When Bane first appears on the scene, Bruce resolves to get back in the game. He is cocky and confident in his gadgets and combat abilities, despite a doctor's assessment that he has no cartilage in his knees and scarred internal organs. He shouldn't even be skiing, let alone tangling with super-strong madmen.

Bane easily defeats Batman in personal combat and exiles him. Bane then steals something really, really powerful that belongs to Bruce Wayne and turns it against Gotham. And then he ... waits five months to unleash the destruction. Which just happens to be enough time for Bruce to convalesce and return to foil his plans.

Hardy makes a few bold performance choices, some of which pay off and some don't. Much has been made about his voice, which can be difficult to understand behind the metallic echo of his mask, which resembles a shark's maw coming at  you. Beyond the comprehension issues, Bane speaks in an oddly-inflected pattern with a stiff sort of formality to it. He also has a habit of placing his hands on the lapels of his coat or armor, like a Dickensian barrister puffing himself up.
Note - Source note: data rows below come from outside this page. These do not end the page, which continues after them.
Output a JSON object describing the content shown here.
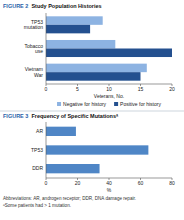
{
  "chart_data": [
    {
      "type": "bar",
      "orientation": "horizontal",
      "figure_label": "FIGURE 2",
      "title": "Study Population Histories",
      "categories": [
        "TP53 mutation",
        "Tobacco use",
        "Vietnam War"
      ],
      "series": [
        {
          "name": "Negative for history",
          "color": "#8db3e2",
          "values": [
            9,
            11,
            16
          ]
        },
        {
          "name": "Positive for history",
          "color": "#24508f",
          "values": [
            7,
            20,
            15
          ]
        }
      ],
      "xlabel": "Veterans, No.",
      "xlim": [
        0,
        20
      ],
      "xticks": [
        0,
        5,
        10,
        15,
        20
      ],
      "grid": false,
      "legend": "bottom"
    },
    {
      "type": "bar",
      "orientation": "horizontal",
      "figure_label": "FIGURE 3",
      "title": "Frequency of Specific Mutationsᵃ",
      "categories": [
        "AR",
        "TP53",
        "DDR"
      ],
      "values": [
        19,
        65,
        34
      ],
      "color": "#4f86c6",
      "xlabel": "%",
      "xlim": [
        0,
        80
      ],
      "xticks": [
        0,
        20,
        40,
        60,
        80
      ],
      "grid": false,
      "notes": [
        "Abbreviations: AR, androgen receptor; DDR, DNA damage repair.",
        "ᵃSome patients had > 1 mutation."
      ]
    }
  ]
}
The other big addition is Anne Hathaway as Selina Kyle, a slyly seductive jewel thief who tries to walk a risky line between loyalty to Bane and Batman. Neither really trusts her, or her either of them, but there's a connection between her and Bruce Wayne. He represents the 1% and she makes Occupy Wall Street-ish threats about "a storm coming" to wash away the privileged, which supplies an edge to their banter.
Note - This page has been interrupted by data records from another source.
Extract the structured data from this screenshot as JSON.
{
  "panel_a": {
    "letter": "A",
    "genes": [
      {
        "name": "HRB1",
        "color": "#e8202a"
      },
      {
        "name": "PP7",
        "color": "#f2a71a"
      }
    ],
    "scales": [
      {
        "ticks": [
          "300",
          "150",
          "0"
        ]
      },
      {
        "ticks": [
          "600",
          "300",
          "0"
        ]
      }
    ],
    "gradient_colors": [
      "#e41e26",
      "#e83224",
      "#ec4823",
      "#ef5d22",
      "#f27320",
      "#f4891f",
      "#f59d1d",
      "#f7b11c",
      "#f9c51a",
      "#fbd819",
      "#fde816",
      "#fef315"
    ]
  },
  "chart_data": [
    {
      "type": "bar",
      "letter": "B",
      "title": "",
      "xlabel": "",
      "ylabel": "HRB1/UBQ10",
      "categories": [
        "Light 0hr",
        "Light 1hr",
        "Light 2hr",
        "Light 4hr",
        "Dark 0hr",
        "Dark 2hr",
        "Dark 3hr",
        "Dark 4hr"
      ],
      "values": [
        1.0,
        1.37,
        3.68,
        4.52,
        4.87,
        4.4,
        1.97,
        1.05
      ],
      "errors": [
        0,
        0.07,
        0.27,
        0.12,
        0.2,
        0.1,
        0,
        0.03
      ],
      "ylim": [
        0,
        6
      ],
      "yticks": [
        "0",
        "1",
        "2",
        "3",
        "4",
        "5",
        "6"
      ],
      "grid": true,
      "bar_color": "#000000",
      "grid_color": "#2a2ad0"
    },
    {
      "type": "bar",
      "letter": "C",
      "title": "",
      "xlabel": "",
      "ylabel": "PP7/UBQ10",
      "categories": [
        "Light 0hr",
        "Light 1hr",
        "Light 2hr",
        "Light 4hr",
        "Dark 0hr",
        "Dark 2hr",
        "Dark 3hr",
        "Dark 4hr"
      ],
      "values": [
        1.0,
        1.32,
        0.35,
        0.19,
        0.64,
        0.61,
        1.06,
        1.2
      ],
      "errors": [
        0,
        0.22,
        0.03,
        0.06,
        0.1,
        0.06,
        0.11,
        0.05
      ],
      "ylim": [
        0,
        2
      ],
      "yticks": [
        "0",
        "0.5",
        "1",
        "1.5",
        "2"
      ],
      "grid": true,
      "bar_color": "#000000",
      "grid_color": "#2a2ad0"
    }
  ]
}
I should mention that no one ever actually calls her Catwoman, and she doesn't wear a costume, other than some minimalist sartorial adornment. It's a surprisingly beefier role than you'd expect, and Hathaway has a strong presence in it.

Joseph Gordon-Levitt is another important new character as young police detective John Blake -- or, at least, seemingly important. Blake seems to be everywhere during the movie, popping up to assist Commissioner James Gordon (Gary Oldman) with a key bit of evidence or even fight alongside Batman. But after the movie I started thinking about what purpose Blake plays in the story, and decided he's really not that pivotal at all, except for that part at the end where ... well, you'll see.

Matthew Modine is another new add as Gordon's right-hand man, Ben Mendelsohn plays a mercenary-minded industrialist making a play for Wayne Enterprises, and Marion Cotillard plays Miranda Tate, a former business partner of Wayne's who got burned on a bad business deal.

Lucius Fox (Morgan Freeman), Bruce Wayne's R&D man, returns to the fold, and apparently has spare Batman suits and gear stuffed in just about every corner of Gotham. Most notably is a flying machine that's part helicopter, part jet and all seriously badass.

I saw this film in a genuine IMAX theater at the Indiana State Museum. More than an hour of the 165-minute film was shot on special IMAX film, and when that entire picture opens up from widescreen to a massive six-story wall of spectacle, it's quite tremendous. This one is definitely worth the ticket upsell.

"The Dark Knight Rises" isn't as good as the last film, but I wouldn't call it a disappointment. If anything, its faults arise from being too ambitious, too big and too much. A shorter film that focused on the dynamic between Batman, Bane and Selina Kyle might've been a better fit for this material. But that's the sort of movie you make when you're starting out something big, not wrapping it up.